Sharing interactive dashboards with ipywidgets & ReviewNB

4 minute read

If you’ve created interactions in your Jupyter Notebook, you might have heard about IPython widgets. In this post, we talk about how you can create interactive dashboards with ipywidgets and how to share those with your team.

What are ipywidgets?

In short, ipywidgets are Interactive HTML widgets inside Jupyter notebooks.

These allow us to create interaction in our notebooks often with just a few lines of code. These widgets are particularly handy in data exploration and analysis. Widgets help you convert your Jupyter Notebooks into an interactive dashboard instead of plain static documents.

Widgets can make your notebooks look more lively and fun. To put it simply, widgets are elements like buttons, drop-down lists, sliders, etc. With widgets, you can manipulate the output according to the selected parameters e.g. filter rows based on a criteria.

Installing ipywidgets

You can easily install the latest version of ipywidgets with pip or conda.

If you have the latest version of Jupyter Notebook, installing ipywidgets will also automatically configure your Jupyter to use widgets. This happens with the help of the widgetsnbextension package. This package configures the Notebook to display and use widgets.

If you have an older version of Jupyter Notebook , then you might have to manually enable the ipywidgets notebook extension as shown below -

jupyter nbextension enable --py widgetsnbextension

Your first Widget

Here is a very simple example of a widget.

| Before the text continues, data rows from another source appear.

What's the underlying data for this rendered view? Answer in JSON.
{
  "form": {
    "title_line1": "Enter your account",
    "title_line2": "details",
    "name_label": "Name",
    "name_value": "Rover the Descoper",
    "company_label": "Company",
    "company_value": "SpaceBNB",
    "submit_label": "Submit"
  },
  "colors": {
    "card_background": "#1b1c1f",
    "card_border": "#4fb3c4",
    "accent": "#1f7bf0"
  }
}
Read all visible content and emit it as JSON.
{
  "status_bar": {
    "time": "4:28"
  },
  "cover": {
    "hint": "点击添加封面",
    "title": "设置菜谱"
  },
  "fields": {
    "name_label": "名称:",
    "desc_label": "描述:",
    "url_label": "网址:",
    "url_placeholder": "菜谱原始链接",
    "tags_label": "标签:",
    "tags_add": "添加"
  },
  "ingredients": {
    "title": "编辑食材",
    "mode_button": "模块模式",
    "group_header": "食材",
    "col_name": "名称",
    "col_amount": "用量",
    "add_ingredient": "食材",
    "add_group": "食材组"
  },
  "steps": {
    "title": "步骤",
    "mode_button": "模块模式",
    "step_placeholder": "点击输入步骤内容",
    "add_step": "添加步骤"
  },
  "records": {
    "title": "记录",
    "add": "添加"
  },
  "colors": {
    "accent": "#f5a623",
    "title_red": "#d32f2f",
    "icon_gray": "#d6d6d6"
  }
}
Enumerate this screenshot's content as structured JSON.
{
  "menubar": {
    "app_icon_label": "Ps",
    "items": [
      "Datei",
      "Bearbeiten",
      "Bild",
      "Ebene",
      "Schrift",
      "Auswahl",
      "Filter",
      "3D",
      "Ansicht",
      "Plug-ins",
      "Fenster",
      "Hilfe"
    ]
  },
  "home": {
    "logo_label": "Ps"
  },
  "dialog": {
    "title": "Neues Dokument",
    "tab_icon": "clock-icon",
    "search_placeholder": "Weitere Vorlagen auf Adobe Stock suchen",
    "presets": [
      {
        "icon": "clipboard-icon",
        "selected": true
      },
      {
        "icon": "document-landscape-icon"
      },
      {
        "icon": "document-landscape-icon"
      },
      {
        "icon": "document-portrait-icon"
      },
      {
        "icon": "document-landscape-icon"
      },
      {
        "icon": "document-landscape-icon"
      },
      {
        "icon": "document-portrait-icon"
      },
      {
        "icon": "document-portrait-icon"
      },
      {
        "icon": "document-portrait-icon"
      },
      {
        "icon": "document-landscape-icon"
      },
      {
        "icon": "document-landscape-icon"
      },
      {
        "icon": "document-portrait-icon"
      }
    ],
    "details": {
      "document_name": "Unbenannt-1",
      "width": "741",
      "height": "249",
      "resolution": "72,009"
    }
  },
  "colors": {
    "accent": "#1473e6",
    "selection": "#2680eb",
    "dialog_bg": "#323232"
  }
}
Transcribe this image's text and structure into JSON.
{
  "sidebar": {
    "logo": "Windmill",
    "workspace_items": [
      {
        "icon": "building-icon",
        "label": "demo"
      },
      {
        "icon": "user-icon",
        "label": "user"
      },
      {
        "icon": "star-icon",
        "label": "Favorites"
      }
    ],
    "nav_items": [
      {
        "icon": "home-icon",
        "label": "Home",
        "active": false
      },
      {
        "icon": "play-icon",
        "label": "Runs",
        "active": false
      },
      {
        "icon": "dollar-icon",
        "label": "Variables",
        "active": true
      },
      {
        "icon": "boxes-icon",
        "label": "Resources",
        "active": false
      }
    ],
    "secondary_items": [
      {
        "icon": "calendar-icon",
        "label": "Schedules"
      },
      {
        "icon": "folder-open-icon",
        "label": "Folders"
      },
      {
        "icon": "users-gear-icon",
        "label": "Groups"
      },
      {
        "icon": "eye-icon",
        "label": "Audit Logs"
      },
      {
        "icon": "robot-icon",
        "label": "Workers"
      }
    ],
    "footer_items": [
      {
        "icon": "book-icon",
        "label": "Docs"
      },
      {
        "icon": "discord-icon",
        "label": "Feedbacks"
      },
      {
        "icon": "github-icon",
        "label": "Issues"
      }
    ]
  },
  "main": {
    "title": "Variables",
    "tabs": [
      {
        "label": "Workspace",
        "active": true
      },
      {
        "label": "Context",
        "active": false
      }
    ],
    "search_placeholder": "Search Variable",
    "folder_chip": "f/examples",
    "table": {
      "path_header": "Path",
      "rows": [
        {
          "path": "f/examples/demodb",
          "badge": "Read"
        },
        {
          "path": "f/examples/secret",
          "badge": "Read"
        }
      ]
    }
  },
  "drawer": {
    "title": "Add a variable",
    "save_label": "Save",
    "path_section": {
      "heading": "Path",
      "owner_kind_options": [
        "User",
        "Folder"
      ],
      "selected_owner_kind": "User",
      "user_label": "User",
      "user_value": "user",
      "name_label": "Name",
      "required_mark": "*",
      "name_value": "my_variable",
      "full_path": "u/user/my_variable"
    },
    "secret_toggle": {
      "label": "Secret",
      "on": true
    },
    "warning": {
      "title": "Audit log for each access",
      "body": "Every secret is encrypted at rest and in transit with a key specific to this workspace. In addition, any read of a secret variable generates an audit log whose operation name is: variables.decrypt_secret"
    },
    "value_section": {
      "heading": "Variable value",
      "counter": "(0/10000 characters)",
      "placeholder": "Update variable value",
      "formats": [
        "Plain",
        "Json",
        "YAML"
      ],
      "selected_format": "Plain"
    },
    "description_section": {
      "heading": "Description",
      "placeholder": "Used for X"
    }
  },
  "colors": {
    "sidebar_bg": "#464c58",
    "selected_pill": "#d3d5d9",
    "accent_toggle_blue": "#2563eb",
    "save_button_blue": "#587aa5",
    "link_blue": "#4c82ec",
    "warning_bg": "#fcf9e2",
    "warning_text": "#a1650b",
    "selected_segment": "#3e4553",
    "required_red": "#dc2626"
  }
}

You can create a slider interaction with just these two lines of code.

Interacting with Widgets

The widget.IntSlider() function only displays the slider. Let’s see how we can interact with it. The interact function present in the ipywidgets helps us interact with our widget. This function creates a user interface using which we can explore and interact with our data.

ipywidgets.interact() automatically generates UI controls for function arguments. It calls the registered function (f() in the following example) with the new argument (x below) whenever we manipulate the controls interactively -

Widgets Events

When you manipulate a widget, a message is returned from the interaction. The message from the window system is called a widget event. Usually, when this message is received by the widget program, an action is performed. Examples of actions could be opening a file, creating a graph, etc.

Here’s an example of the button widget. When the button is clicked, the on_button_clicked method is executed as it’s registered via the on_click event.

Note that the button clicks are stateless. The message is sent from the front end to the back end once the button is pressed. You can use the output widget to print the message. Here’s how it looks -

Widget Examples

Dataframe filtering with ipywidgets

Let’s look at a little more complex interaction. First, create a dataframe with your choice of data. Here I’m using medium article statistics data. With just a slider and drop-down widget, you can easily play around with your dataframe as shown below.

Example

Check out the demo here

Column correlation with ipywidgets

Let’s have look at more examples of widgets to analyze and explore data. This widget can help you find correlations between columns. The corr function computes the pairwise correlation of columns, excluding the NA/null values. Note that correlation of a variable with itself is 1.

Check out the demo here

Scatterplot with ipywidgets & plotly

Now let’s see how you can create interactive plots using ipywidgets & Plotly. Here I have called the plot with iplot function which automatically generates an interactive version of the plot inside the Notebook. Here I have used selection widget. A list can be passed as values to the selection widget. You can specify the enum of the selectable options by passing a list. The options can be either (label, value) pairs, or simply values for which the labels are derived by calling str).

Check out the demo here

Heatmaps with ipywidgets & plotly

Here is another powerful example to create heatmap and explore your data. A heatmap is slightly more interesting way to represent data. Data values are represented as colors in heatmap. Heatmap uses color in order to represent a value. This is a great tool to assist when you have a large volume of data.

Check out the demo here

Sharing interactive dashboards with your team using ReviewNB

ReviewNB is a remarkable tool to help your team collaborate on Jupyter notebooks.

Notebooks are flexible and effective with data analysis. With the power of widgets, you can easily share your work with your team. Traditionally, notebooks were not that good when it came to version control & collaboration. But ReviewNB helps overcome these shortcomings. Here’s what it can do -

Rich Diff

You can review and verify diffs side-by-side easily. GitHub diffs are not very visually appealing but with ReviewNB you can check out diffs in a more human-readable format.

Cell comments

You can initiate discussions on any notebook cell within ReviewNB. This helps avoid any confusion while discussing with your teammates. You don’t have to keep track of which comment corresponds to which cell. ReviewNB allows you to do that with this sleek feature.

Resolving open threads and conversations

Once you have addressed the changes, you can resolve conversations to keep the discussion organized.

Summary

We learnt how to use ipywidgets to create complex interactions in Jupyter notebooks. We saw how ReviewNB can help us share these interactive notebook dashboards with the team & receive their feedback. I hope you you found it helpful. Happy Hacking!